Marianne schloss die Augen. Tobias.
Tobias
Es war egal, was er tat oder sagte, Marianne würde ihm nicht glauben. Als Erik ins Schlafzimmer gerannt kam, war klar, wer Schuld hatte. Seitdem standen Sie gemeinsam in der Küche und stritten.
»Ich schwöre dir mein Schatz, ich habe die Schokolade nicht gegessen.«
»Wer den sonst? Wenn unser Sohn es nicht war – und ich war es ganz bestimmt nicht – dann bleibst nur du übrig! Und wer hat erst letzte Woche zu ihm gesagt, dass er genau das tun würde?. Na? Du!«
»Aber das war doch nur so dahingesagt. Ein blöder Witz. Du weißt doch, dass ich ihn immer aufziehe.«
Mit verschränkten Armen starrte sie ihn an. »Du bringst das in Ordnung, mein Bester. Ich habe die letzten Tage mehr Stress und Arbeit gehabt als du dir vorstellen kannst und ich habe für diese Art von Blödsinn keinen Kopf. Wenn Du dieses Jahr noch an mein Türchen ran willst, gibst Du Dir besser ordentlich Mühe!«
Tobias kapitulierte. »Ich kümmere mich darum, auch wenn ich wirklich nichts mit der Sache zu tun habe. Wo ist Erik jetzt?«
»In seinem Zimmer.« Beinahe bekam sie ein schlechtes Gewissen, weil sie ihn so angegangen war. »Bitte lasse dir was einfallen. Er ist am Boden zerstört. Vielleicht findest du einen Ersatz. Und eine gute Geschichte dazu, warum das passiert ist.« Sie ging zu ihm und drückte ihn kurz. »Ich muss mich fertig machen, deine Eltern wollen zum Frühstück hier sein.«
Er zog sie an sich und seufzte. »Ich kläre das mit unserem Sohn, und dann helfe ich dir. Tut mir leid, das mit dem ganzen Stress.«
Marianne gab ihn einen Kuss auf sein Kinn. »Dann leg mal los.«
Wombald der Gemeine
Selbstzufrieden saß Wombald in seiner Nussschale und lauschte dem Streit. Es hatte funktioniert. Die Menschenfrau glaubte dem Menschenmann nicht im Geringsten. Und das nervige Menschenkind lag auf seinem Bett und greinte. Weichei.

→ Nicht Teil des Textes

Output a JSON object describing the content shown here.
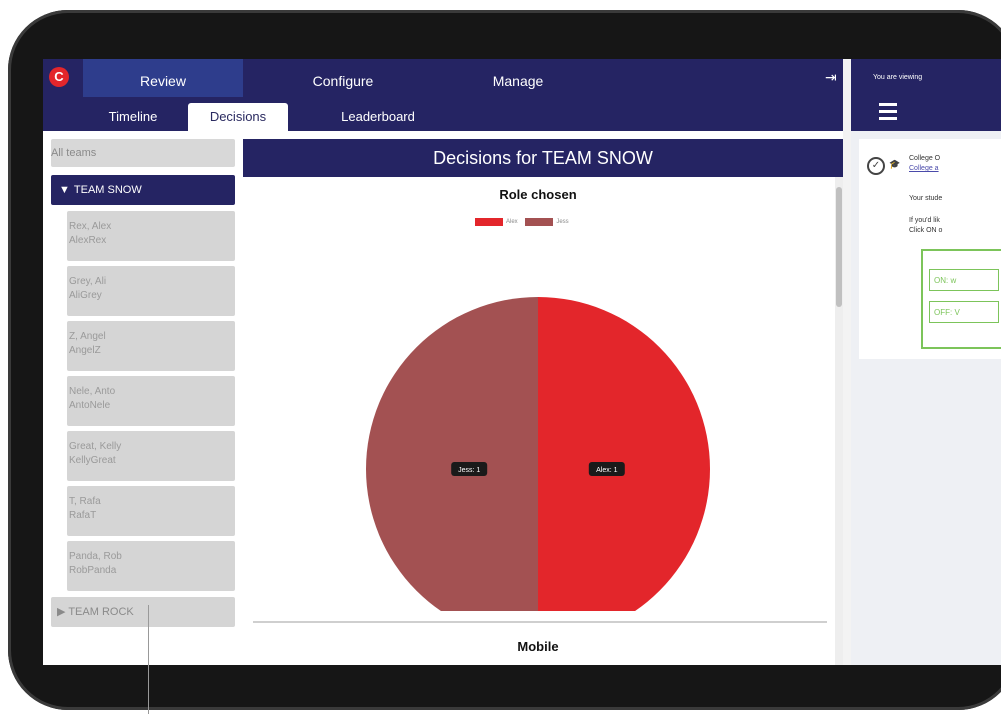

Er beugte sich vor, brach ein Stück von der Schokolade ab und schob es glücklich in den Mund. Vor 8 Monaten war er hier eingezogen, in den Hohlraum hinter der Wand von Eriks Zimmer. Hatte seine kleinen Späße mit den Menschen getrieben und es sich gut gehen lassen. Als er den Menschenmann damit drohen hörte, das Türchen zu öffnen, war das wie ein Fingerzeig vom großen Wicht gewesen.
Hast du das gehört, Wombald? Welche Chance das für dich ist?
Klar habe ich das gehört. Und hier sitze ich, Meister, mit der Schokolade vom Menschenkind. Der keine Ahnung hat, warum ihm das passiert ist. Sollte das nächste Mal lieber aufpassen, wem er die klebrigen Popel an den Eingang schmiert. Heulendes Weichei.